Gratitude is sometimes described as the antidote to fear or anxiety. It is an emotion and can be defined as the “quality of being thankful; readiness to show appreciation for and to return kindness.” (Oxford Dictionary)
Practicing gratitude can help to regulate emotions and support stress relief. As well as helping us in our day to day life, it can have a positive impact on our family and friends. Studies have shown that it can positively improve sleep, relationships, and friendships.
When we are going through difficult times, worries and fear can take up a lot of our focus. The practice of finding ways to be grateful, appreciative and thankful can encourage us to broaden our perspective on life. Unfortunately, it does not take our worries away but allows us space to think of the bigger picture.
Write it down
Keeping a ‘gratitude journal’ can help us to practice gratitude.

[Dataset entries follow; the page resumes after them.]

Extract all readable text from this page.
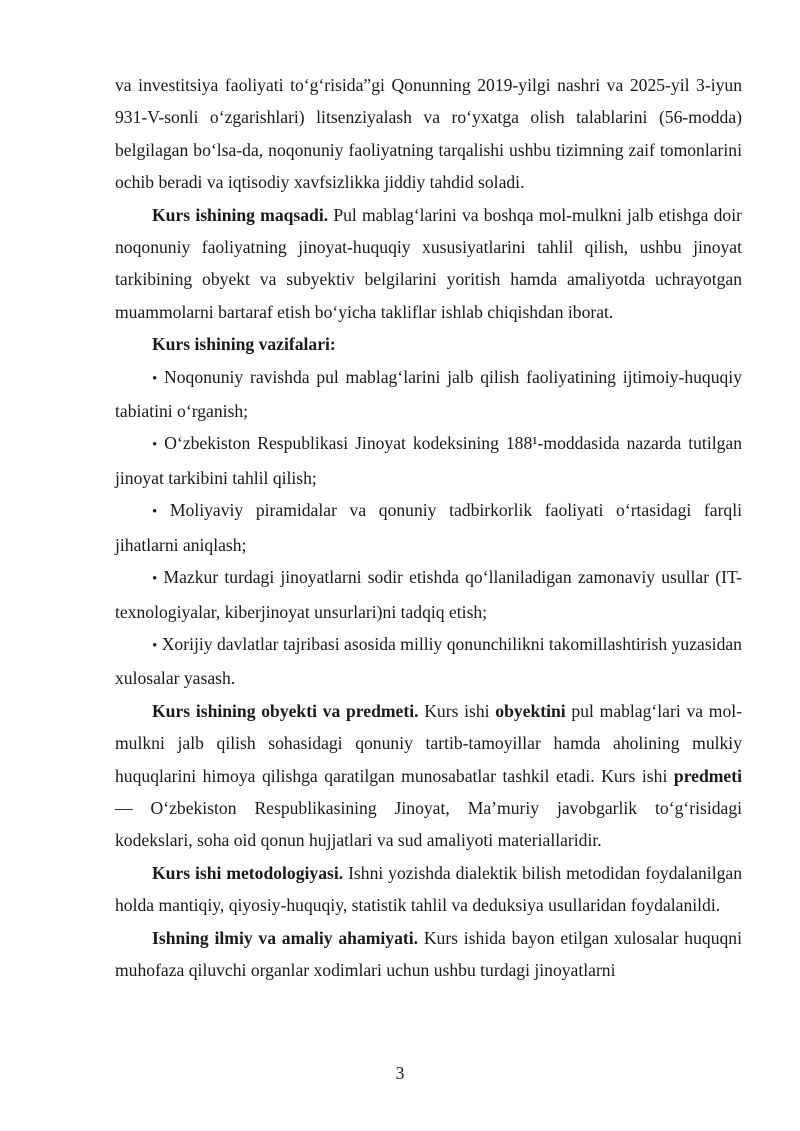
va investitsiya faoliyati to‘g‘risida”gi Qonunning 2019-yilgi nashri va 2025-yil 3-iyun 931-V-sonli o‘zgarishlari) litsenziyalash va ro‘yxatga olish talablarini (56-modda) belgilagan bo‘lsa-da, noqonuniy faoliyatning tarqalishi ushbu tizimning zaif tomonlarini ochib beradi va iqtisodiy xavfsizlikka jiddiy tahdid soladi.

Kurs ishining maqsadi. Pul mablag‘larini va boshqa mol-mulkni jalb etishga doir noqonuniy faoliyatning jinoyat-huquqiy xususiyatlarini tahlil qilish, ushbu jinoyat tarkibining obyekt va subyektiv belgilarini yoritish hamda amaliyotda uchrayotgan muammolarni bartaraf etish bo‘yicha takliflar ishlab chiqishdan iborat.

Kurs ishining vazifalari:

• Noqonuniy ravishda pul mablag‘larini jalb qilish faoliyatining ijtimoiy-huquqiy tabiatini o‘rganish;

• O‘zbekiston Respublikasi Jinoyat kodeksining 188¹-moddasida nazarda tutilgan jinoyat tarkibini tahlil qilish;

• Moliyaviy piramidalar va qonuniy tadbirkorlik faoliyati o‘rtasidagi farqli jihatlarni aniqlash;

• Mazkur turdagi jinoyatlarni sodir etishda qo‘llaniladigan zamonaviy usullar (IT-texnologiyalar, kiberjinoyat unsurlari)ni tadqiq etish;

• Xorijiy davlatlar tajribasi asosida milliy qonunchilikni takomillashtirish yuzasidan xulosalar yasash.

Kurs ishining obyekti va predmeti. Kurs ishi obyektini pul mablag‘lari va mol-mulkni jalb qilish sohasidagi qonuniy tartib-tamoyillar hamda aholining mulkiy huquqlarini himoya qilishga qaratilgan munosabatlar tashkil etadi. Kurs ishi predmeti — O‘zbekiston Respublikasining Jinoyat, Ma’muriy javobgarlik to‘g‘risidagi kodekslari, soha oid qonun hujjatlari va sud amaliyoti materiallaridir.

Kurs ishi metodologiyasi. Ishni yozishda dialektik bilish metodidan foydalanilgan holda mantiqiy, qiyosiy-huquqiy, statistik tahlil va deduksiya usullaridan foydalanildi.

Ishning ilmiy va amaliy ahamiyati. Kurs ishida bayon etilgan xulosalar huquqni muhofaza qiluvchi organlar xodimlari uchun ushbu turdagi jinoyatlarni

3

Here are some tips to get started:
- Choose a format that suits you, it could be audio, visual or written, by hand or typed
- Decide on a regular time to complete your journal entry
- You could start with ‘While I sometimes worry about … Today I am thankful for … This is because …’
- Get specific, go into detail about why it is that you are grateful for. For example ‘I am grateful for my breakfast…because it is a meal that keeps me full and nourished and satisfied. I like it also because it is time shared with my family.’
Try to come up with at least three things each day. You will find after a while that you start to become more aware of the positives through out the day to balance out some of the challenges.